I am researching about AI infrastructure and would value someone's perspective who is close to enterprise AI deployment.
At a high level, we are seeing more often: as enterprises move from copilots to autonomous or semi-autonomous agents, those agents increasingly need to take actions across APIs, internal systems, memory, and external services. The question is whether existing security, identity, observability, and governance tools are sufficient once agents start acting, or whether enterprises need a dedicated control layer that governs what agents are allowed to do at runtime.
The main questions I am trying to answer are:
- Where are you today with agent deployment? Are you already deploying autonomous or semi-autonomous agents into production, or are you still mostly experimenting, and what is currently holding back broader rollout?

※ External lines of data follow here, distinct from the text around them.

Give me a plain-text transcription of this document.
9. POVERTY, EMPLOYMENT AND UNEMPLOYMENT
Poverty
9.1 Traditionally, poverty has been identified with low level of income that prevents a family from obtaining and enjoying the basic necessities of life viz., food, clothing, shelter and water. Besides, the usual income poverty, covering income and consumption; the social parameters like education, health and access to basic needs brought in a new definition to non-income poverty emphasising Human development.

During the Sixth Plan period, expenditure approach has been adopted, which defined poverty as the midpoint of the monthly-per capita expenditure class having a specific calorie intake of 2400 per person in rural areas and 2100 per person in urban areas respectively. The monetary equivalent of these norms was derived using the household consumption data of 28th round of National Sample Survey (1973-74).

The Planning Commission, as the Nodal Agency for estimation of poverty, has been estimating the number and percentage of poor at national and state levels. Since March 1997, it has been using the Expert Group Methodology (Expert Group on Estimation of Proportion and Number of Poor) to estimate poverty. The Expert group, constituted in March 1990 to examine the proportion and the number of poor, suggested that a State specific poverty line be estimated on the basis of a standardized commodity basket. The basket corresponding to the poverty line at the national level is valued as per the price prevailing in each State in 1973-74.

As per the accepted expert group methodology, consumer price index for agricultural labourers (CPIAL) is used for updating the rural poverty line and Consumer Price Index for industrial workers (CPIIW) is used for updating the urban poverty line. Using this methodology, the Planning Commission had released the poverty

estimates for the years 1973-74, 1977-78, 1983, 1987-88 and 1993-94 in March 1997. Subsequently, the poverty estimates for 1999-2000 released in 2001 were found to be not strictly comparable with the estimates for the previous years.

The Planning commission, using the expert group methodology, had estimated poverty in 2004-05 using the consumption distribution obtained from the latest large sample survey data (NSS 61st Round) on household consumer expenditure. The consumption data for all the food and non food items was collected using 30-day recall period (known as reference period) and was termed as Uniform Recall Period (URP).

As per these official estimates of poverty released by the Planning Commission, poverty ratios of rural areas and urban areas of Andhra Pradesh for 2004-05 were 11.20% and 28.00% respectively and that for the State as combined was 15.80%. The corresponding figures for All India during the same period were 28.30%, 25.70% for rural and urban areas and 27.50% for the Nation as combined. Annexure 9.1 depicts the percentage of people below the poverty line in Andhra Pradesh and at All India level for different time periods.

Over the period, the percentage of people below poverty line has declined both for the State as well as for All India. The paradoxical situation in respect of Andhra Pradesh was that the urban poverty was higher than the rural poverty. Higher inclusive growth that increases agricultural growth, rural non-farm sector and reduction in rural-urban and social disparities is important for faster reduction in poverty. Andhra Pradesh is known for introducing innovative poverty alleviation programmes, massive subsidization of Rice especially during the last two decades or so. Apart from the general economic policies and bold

- To what extent are control, governance, auditability, or policy enforcement limiting production deployment? Is this already a real blocker for you, or still more of a future concern?
- When agents interact with APIs, memory, or external tools, how are permissions and constraints handled today? Do you see action-level control as something you would expect to buy as core infrastructure? - How would you categorize a product like this in your stack? Would you compare it more to security infrastructure, IAM, observability, sandboxing, or something else?
- Which team would most likely own this internally, and from what budget? Would it sit with AI platform, engineering, security, identity, compliance, or a business unit?
- What product setup would you find most credible: embedded in an agent framework, offered by a hyperscaler, or independent and cross-platform? What proof or pilot would you need to see before taking it seriously?
- What would make this a must-have for you rather than a nice-to-have? And what would make you dismiss the category altogether?
If someone has any input i would appreciate getting some insights.